Mientras tanto, y gracias a la ayuda del poder imperial, el obispo ya no es sólo un pastor de almas, es también el poseedor de un cargo oficial importarle. Las sillas episcopales de las ciudades ricas son ambicionadas. A la muerte de un obispo, la campaña electoral se hacía violenta y el perdedor no se sometía fácilmente ni solía acep­tar su derrota. Esperar la muerte del vencedor podía ser algo lento; era más fácil acusarlo de herejía y exigir su deposición. Las tres ciuda­des más opulentas del Imperio eran un nido de conspiraciones. Alejandría, Antioquia y Constantinopla eran focos de rebelión, y en todas ellas hubo episodios que culminaron con el destierro de los respectivos obispos. Estos procesos causaron el estallido de disturbios en las ciudades hasta el punto de que fue necesario utilizar la fuerza pública.

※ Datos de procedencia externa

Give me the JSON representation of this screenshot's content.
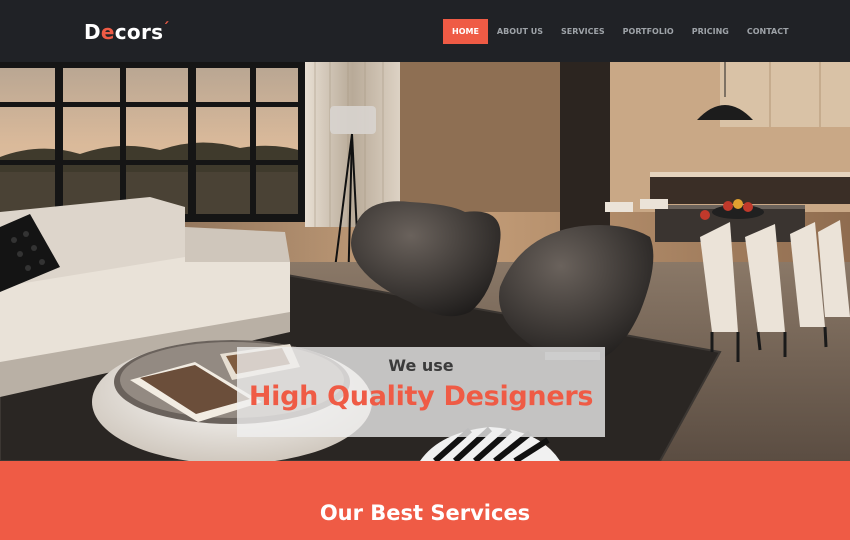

En la primavera de 337 Constantino, que preparaba una cam­paña contra los persas, cayó enfermo. Sintiéndose morir pidió el bautismo. Lo recibió de manos de Eusebio de Nicomedia, un obispo hereje. A su muerte, su cuerpo embalsamado se exhibió en el más fas­tuoso de los salones del palacio. Maquillado, coronado de pedre­ría y envuelto en un manto púrpura, recibió durante nueve me­ses en audiencia a sus súbditos. Cada día los senadores se reunían alrededor del real cadáver y le consultaban sus decisiones, los jefes militares le presentaban sus planes de batalla, los administradores del erario le rendían cuentas entre el murmullo de las oraciones de difuntos, el cántico de los salmos y el humo de los incensa­rios. Obispos, monjes, diáconos y patriarcas se sucedían re­zando y confiándole sus problemas de gobierno. El empera­dor continuó así reinando hasta la llegada de su hijo Constancio.Entonces fue conducido solemnemente a su úl­tima morada. La comitiva atravesó lentamente los salones dora­dos y los patios de mármol del palacio imperial. En la ciudad reinaba el silencio sólo interrumpido por el sonido de algunos tambores. Despacio, inexorablemente, los despojos de Constantino llamado el Grande, primer emperador de la Roma Eterna, se fueron acercando a la iglesia de los Santos Apóstoles, hecha construir por él. Era un mausoleo que contenía trece sarcófagos, uno en memoria de cada uno de los apóstoles; el decimotercero, en memoria de Cristo, estaba reservado para el emperador, su re­presentante teocrático en la Tierra. El obispo de Constantinopla recitó la oración: "Levántate, se­ñor de la Tierra, el Rey de reyes te espera para el Juicio Eterno". Así murió el responsable de la expansión de la religión cristiana en buena parte del mundo, aquel que acostumbraba aparecer en público y ante la corte vestido con las ropas más lujosas, cargado de adornos de oro, marcando un antecedente del emperador que gobierna rodeado de riquezas en nombre de Dios. La tragedia de Occidente se había puesto en marcha.